# How to write a code for finding a definite integral for ( 1/x(t).^2 ) please?

6 views (last 30 days)
Avan Al-Saffar on 13 Nov 2014
Commented: Roger Stafford on 13 Nov 2014
My system is :
dx/dt = 2*x
1- I solved numerically using ode45.
2- Depending on the values that I got from ode45, I want to find this integral :
Integral ( 1/ x(t).^2 ) dt from 0 to 10
This is my code but I do not know if my result is correct or not,, how could I check that please?
function RunAvan
x0=0.1;
tspan=[0:0.1:10];
A=1;
[t,x]=ode45(@Avan,tspan,x0);
figure(1)
plot(t,x)
f = @(x) (A./x.^2)
% I5=integral(f,1,101,'ArrayValued',true)

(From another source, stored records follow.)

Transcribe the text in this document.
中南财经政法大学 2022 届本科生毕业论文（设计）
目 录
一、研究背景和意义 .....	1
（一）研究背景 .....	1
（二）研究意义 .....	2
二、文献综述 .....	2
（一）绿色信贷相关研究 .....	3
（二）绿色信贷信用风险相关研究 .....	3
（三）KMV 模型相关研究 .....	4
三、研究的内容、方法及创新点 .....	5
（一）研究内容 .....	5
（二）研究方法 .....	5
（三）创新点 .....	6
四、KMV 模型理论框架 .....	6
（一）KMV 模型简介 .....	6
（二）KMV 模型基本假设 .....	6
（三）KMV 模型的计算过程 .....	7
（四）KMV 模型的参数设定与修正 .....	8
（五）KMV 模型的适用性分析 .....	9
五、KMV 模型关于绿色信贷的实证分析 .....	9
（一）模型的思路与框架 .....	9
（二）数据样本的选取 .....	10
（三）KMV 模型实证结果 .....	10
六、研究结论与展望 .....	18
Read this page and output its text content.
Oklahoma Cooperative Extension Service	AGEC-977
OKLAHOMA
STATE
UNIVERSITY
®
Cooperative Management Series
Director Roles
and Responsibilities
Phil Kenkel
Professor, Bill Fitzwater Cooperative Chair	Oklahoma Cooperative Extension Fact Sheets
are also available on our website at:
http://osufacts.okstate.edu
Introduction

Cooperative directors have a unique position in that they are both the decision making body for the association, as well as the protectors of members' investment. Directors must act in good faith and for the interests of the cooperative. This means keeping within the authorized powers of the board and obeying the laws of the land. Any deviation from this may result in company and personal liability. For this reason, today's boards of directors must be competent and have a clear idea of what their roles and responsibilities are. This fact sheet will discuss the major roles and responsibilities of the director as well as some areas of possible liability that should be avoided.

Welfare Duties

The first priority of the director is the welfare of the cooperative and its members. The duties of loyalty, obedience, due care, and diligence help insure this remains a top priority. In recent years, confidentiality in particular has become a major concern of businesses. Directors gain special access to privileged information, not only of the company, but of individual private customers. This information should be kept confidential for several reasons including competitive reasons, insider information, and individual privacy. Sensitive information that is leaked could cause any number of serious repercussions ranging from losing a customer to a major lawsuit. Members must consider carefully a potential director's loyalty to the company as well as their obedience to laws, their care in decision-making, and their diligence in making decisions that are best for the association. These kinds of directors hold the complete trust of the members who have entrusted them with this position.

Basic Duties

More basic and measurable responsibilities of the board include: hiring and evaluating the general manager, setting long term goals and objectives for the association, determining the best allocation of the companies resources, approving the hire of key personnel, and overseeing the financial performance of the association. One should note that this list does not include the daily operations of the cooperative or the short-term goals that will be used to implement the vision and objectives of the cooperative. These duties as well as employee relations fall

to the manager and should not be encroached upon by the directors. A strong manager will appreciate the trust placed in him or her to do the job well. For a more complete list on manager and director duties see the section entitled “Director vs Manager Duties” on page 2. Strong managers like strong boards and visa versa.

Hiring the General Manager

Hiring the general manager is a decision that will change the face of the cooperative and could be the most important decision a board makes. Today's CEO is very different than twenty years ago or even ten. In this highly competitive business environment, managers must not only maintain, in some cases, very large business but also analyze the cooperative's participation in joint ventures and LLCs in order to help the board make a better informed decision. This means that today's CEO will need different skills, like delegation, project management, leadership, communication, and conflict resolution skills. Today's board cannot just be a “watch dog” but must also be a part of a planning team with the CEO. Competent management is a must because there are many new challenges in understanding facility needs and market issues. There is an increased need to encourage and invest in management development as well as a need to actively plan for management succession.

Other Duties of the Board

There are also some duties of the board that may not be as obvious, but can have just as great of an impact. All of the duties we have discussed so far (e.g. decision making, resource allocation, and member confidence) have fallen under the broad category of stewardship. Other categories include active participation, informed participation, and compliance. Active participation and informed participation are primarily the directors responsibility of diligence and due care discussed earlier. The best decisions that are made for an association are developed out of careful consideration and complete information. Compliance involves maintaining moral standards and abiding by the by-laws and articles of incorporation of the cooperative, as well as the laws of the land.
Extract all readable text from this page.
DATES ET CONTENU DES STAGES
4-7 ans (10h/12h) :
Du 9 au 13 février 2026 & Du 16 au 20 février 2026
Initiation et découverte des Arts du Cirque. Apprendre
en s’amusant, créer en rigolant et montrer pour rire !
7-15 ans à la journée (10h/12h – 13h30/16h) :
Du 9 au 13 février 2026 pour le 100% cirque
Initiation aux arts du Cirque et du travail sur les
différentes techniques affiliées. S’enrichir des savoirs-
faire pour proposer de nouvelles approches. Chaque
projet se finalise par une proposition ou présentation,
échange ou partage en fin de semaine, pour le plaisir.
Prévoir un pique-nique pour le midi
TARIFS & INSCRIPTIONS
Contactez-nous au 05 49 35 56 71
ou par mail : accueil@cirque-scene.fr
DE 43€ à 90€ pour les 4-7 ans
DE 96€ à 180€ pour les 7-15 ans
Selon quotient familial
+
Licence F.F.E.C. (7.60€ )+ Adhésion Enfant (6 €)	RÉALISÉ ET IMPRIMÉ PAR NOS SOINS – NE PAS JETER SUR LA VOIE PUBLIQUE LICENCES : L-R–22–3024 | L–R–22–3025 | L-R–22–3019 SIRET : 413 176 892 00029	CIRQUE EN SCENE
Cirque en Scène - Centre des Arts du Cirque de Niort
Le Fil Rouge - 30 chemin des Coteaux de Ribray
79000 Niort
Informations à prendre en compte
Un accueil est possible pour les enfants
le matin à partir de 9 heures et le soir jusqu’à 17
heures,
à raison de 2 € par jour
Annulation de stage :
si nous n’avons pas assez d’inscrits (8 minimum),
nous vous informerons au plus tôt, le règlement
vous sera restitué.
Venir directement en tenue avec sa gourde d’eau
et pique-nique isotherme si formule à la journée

Q=[Q1./20 Q2./40 Q3./60 Q4./80 Q5./101]
B=[20 40 60 80 101]
figure(2)
plot(B,Q)
X = @(T) interp1(t,x,T);
f1 = @(T) (A./X(T).^2)
J1=integral(f1,0,2,'ArrayValued',true)
J2=integral(f1,0,4,'ArrayValued',true)
J3=integral(f1,0,6,'ArrayValued',true)
J4=integral(f1,0,8,'ArrayValued',true)
J5=integral(f1,0,10,'ArrayValued',true)
J=[J1./2 J2./4 J3./6 J4./8 J5./10]
R=[2 4 6 8 10]
figure(4)
plot(R,J)
1;
Note : The first time I integrated with respect to x and the second time with respect to t.
Torsten on 13 Nov 2014
Are the functions involved only test functions ?
Or why do you use ode45, quad and integral instead of the analytical solutions in all cases ?
Best wishes
Torsten.

Roger Stafford on 13 Nov 2014
You can check it by comparing its results with the exact mathematical solution to your differential equation. The solution to dx/dt = 2*x is
x = K*exp(2*t)
where K can be determined by the initial condition. In your case that would be K = 0.1 . Taking the integral of 1/x^2 from 0 to u would give you
int(1/(K*exp(2*t))^2,'t',0,u) =
1/K^2*int(exp(-4*t),'t',0,u) =
100*(-exp(-4*u)/4+exp(-4*0)/4) =
25*(1-exp(-4*u))
where u is whatever upper limit you wish to use. Note that for the larger values of u your answer will be very close to 25.
Roger Stafford on 13 Nov 2014
My use of 'int' was meant only in place of the integral symbol and not to be used with matlab. For example
int(1/(K*exp(2*t))^2,'t',0,u)
meant only the integral of (K*exp(2*t))^2 with respect to t from t = 0 to t = u.